Receptor–ligand interaction

Fig. 7
figure 7

2D structure showing H-bond interactions between receptor and compound 13

5 Conclusion

This research involves a QSAR and molecular docking studies on 32 compounds of 2,5-disubstituted-1,3,4-thiadiazole derivatives against P. infestans effector site. After using DFT to optimize the compounds, GFA was used to generate the built model. Among the four generated models, the fourth model was found to be the optimal, having appreciable statistical parameters with R2 = 0.798318, R2adj = 0.750864, cross-validation R2 (Q2cv) = 0.662654, and external validation R2pred = 0.624008. Descriptors AMR and SCH-7 were the first and second highest contributors toward the generation of the selected model, and thus, their increase will increase the activity of the compound while WG.unity and Wnu2.eneg have a low effect on the model, therefore, their increase will have no much significance on the activity of the compound against P. infestans.

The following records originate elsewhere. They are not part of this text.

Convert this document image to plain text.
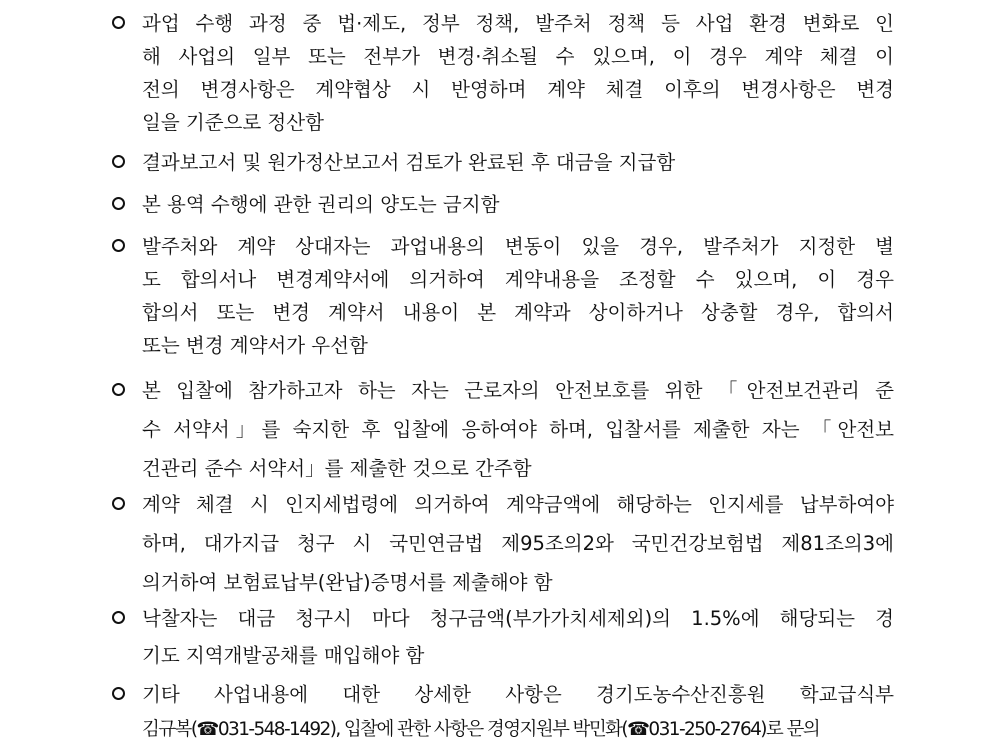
과업 수행 과정 중 법·제도, 정부 정책, 발주처 정책 등 사업 환경 변화로 인
해 사업의 일부 또는 전부가 변경·취소될 수 있으며, 이 경우 계약 체결 이
전의 변경사항은 계약협상 시 반영하며 계약 체결 이후의 변경사항은 변경
일을 기준으로 정산함
결과보고서 및 원가정산보고서 검토가 완료된 후 대금을 지급함
본 용역 수행에 관한 권리의 양도는 금지함
발주처와 계약 상대자는 과업내용의 변동이 있을 경우, 발주처가 지정한 별
도 합의서나 변경계약서에 의거하여 계약내용을 조정할 수 있으며, 이 경우
합의서 또는 변경 계약서 내용이 본 계약과 상이하거나 상충할 경우, 합의서
또는 변경 계약서가 우선함
본 입찰에 참가하고자 하는 자는 근로자의 안전보호를 위한 「안전보건관리 준
수 서약서」를 숙지한 후 입찰에 응하여야 하며, 입찰서를 제출한 자는 「안전보
건관리 준수 서약서」를 제출한 것으로 간주함
계약 체결 시 인지세법령에 의거하여 계약금액에 해당하는 인지세를 납부하여야
하며, 대가지급 청구 시 국민연금법 제95조의2와 국민건강보험법 제81조의3에
의거하여 보험료납부(완납)증명서를 제출해야 함
낙찰자는 대금 청구시 마다 청구금액(부가가치세제외)의 1.5%에 해당되는 경
기도 지역개발공채를 매입해야 함
기타 사업내용에 대한 상세한 사항은 경기도농수산진흥원 학교급식부
김규복(☎031-548-1492), 입찰에 관한 사항은 경영지원부 박민화(☎031-250-2764)로 문의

According to the docking scores, almost all the ligands (compounds) showed high binding affinity/strong inhibition activity against P. infestans effector site. However, ligands 11, 13, 14, 15, 17, 24, 26, and 30 showed higher binding affinity ranging from − 8.9 to − 9.3 kcal/mol. With ligand 13 having the highest binding energy of − 9.3 kcal/mol. This compound [13] was able to strongly dock at the binding pocket of the P. infestans effector site (2NAR) producing an H-bond as well as hydrophobic interaction with the target site.

The generated QSAR model provides a worthy idea on ligand-based design whereas the molecular docking analysis suggested an approach toward the structure-based design of novel and more potent compounds against P. infestans.